Par ailleurs, la cofondatrice du projet tient à rappeler que la démarche est globale, puisqu’en plus de l’accueil, le projet a une dimension écologique. En effet, le Recho utilise la cuisine comme levier pour une transition durable, écologique et sociale. Les produits utilisés sont d’origine biologique, approvisionnés en circuit court chez des producteurs partenaires. En outre, l’équipe a décidé d’exclure d’office tous les produits issus de l’élevage industriel et intensif, et de faire la part belle au végétal. La table du Recho s’engage aussi à réduire au minimum son usage de plastique non réutilisable et à veiller au respect du tri des déchets, en salle comme en cuisine. En outre, les produits de nettoyage utilisés au restaurant sont écologiques, sans aucun intrant toxique et non biodégradable. « C’est important pour nous de s’engager pour une alimentation plus vertueuse », note Alix Gerbet.

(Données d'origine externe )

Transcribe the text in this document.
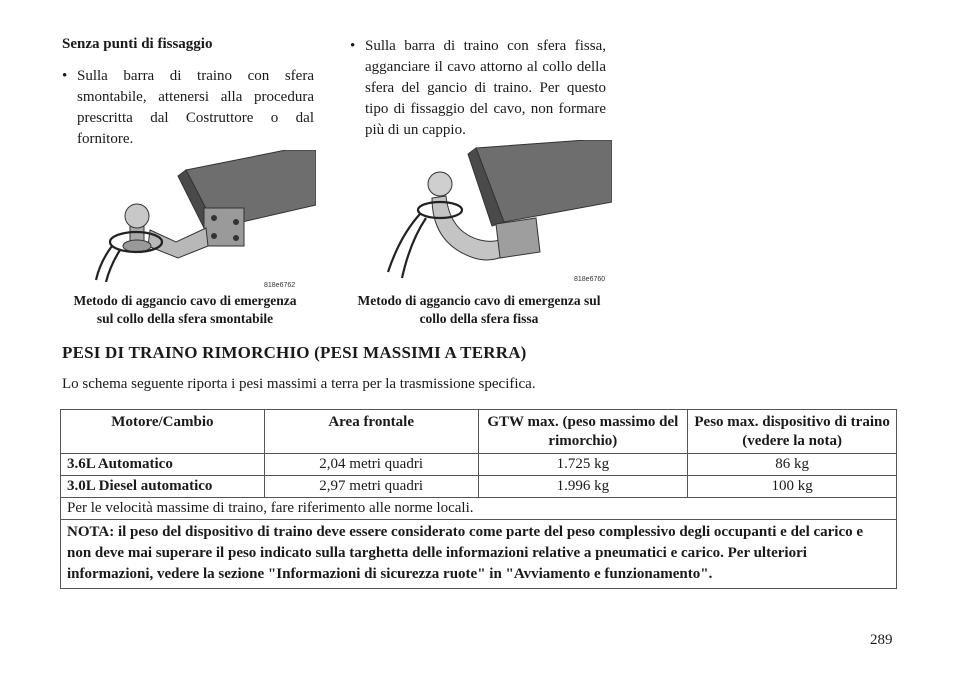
Senza punti di fissaggio
• Sulla barra di traino con sfera smontabile, attenersi alla procedura prescritta dal Costruttore o dal fornitore.
• Sulla barra di traino con sfera fissa, agganciare il cavo attorno al collo della sfera del gancio di traino. Per questo tipo di fissaggio del cavo, non formare più di un cappio.
818e6762
Metodo di aggancio cavo di emergenza sul collo della sfera smontabile
818e6760
Metodo di aggancio cavo di emergenza sul collo della sfera fissa
PESI DI TRAINO RIMORCHIO (PESI MASSIMI A TERRA)
Lo schema seguente riporta i pesi massimi a terra per la trasmissione specifica.
Motore/Cambio	Area frontale	GTW max. (peso massimo del rimorchio)	Peso max. dispositivo di traino (vedere la nota)
3.6L Automatico	2,04 metri quadri	1.725 kg	86 kg
3.0L Diesel automatico	2,97 metri quadri	1.996 kg	100 kg
Per le velocità massime di traino, fare riferimento alle norme locali.			
NOTA: il peso del dispositivo di traino deve essere considerato come parte del peso complessivo degli occupanti e del carico e non deve mai superare il peso indicato sulla targhetta delle informazioni relative a pneumatici e carico. Per ulteriori informazioni, vedere la sezione "Informazioni di sicurezza ruote" in "Avviamento e funzionamento".			
289
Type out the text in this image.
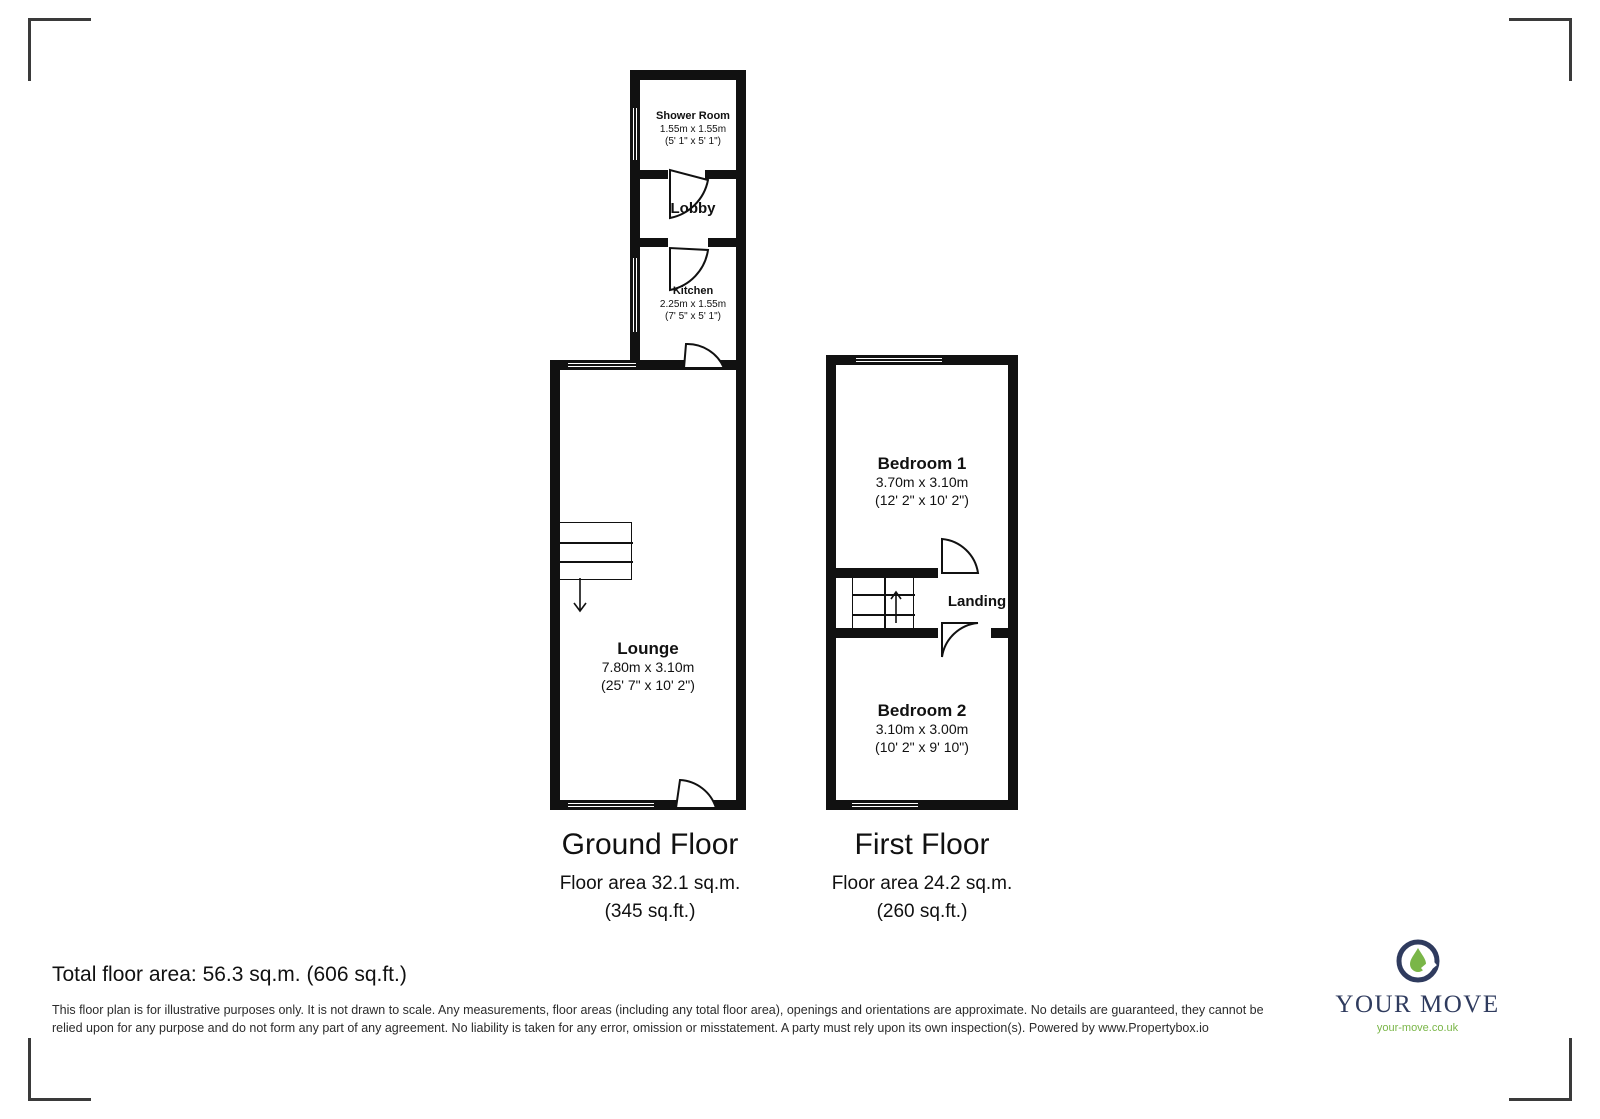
Shower Room
1.55m x 1.55m
(5' 1" x 5' 1")
Lobby
Kitchen
2.25m x 1.55m
(7' 5" x 5' 1")
Lounge
7.80m x 3.10m
(25' 7" x 10' 2")
Bedroom 1
3.70m x 3.10m
(12' 2" x 10' 2")
Landing
Bedroom 2
3.10m x 3.00m
(10' 2" x 9' 10")
Ground Floor
Floor area 32.1 sq.m.
(345 sq.ft.)
First Floor
Floor area 24.2 sq.m.
(260 sq.ft.)
Total floor area: 56.3 sq.m. (606 sq.ft.)
This floor plan is for illustrative purposes only. It is not drawn to scale. Any measurements, floor areas (including any total floor area), openings and orientations are approximate. No details are guaranteed, they cannot be relied upon for any purpose and do not form any part of any agreement. No liability is taken for any error, omission or misstatement. A party must rely upon its own inspection(s). Powered by www.Propertybox.io
YOUR MOVE
your-move.co.uk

Enfin, en plus de cette mission d’insertion par la cuisine, l’association propose des ateliers de cuisine, un programme d’aide alimentaire pour les personnes en situation de précarité, ainsi que des déjeuners solidaires. Des dîners caritatifs sont également organisés, en compagnie de chefs invités qui viennent cuisiner avec l’équipe du restaurant, composée de réfugiés en insertion, pour les guider sur le chemin de leur professionnalisation. « Nous voulons démontrer que la restauration durable a un bel avenir, que nous pouvons réduire notre impact dans l’assiette », assure la directrice de développement. Pour 2023, l’association et l’entreprise souhaitent parvenir à l’équilibre, afin de continuer à grandir et à former des personnes exilées, tout en défendant une cuisine plus durable.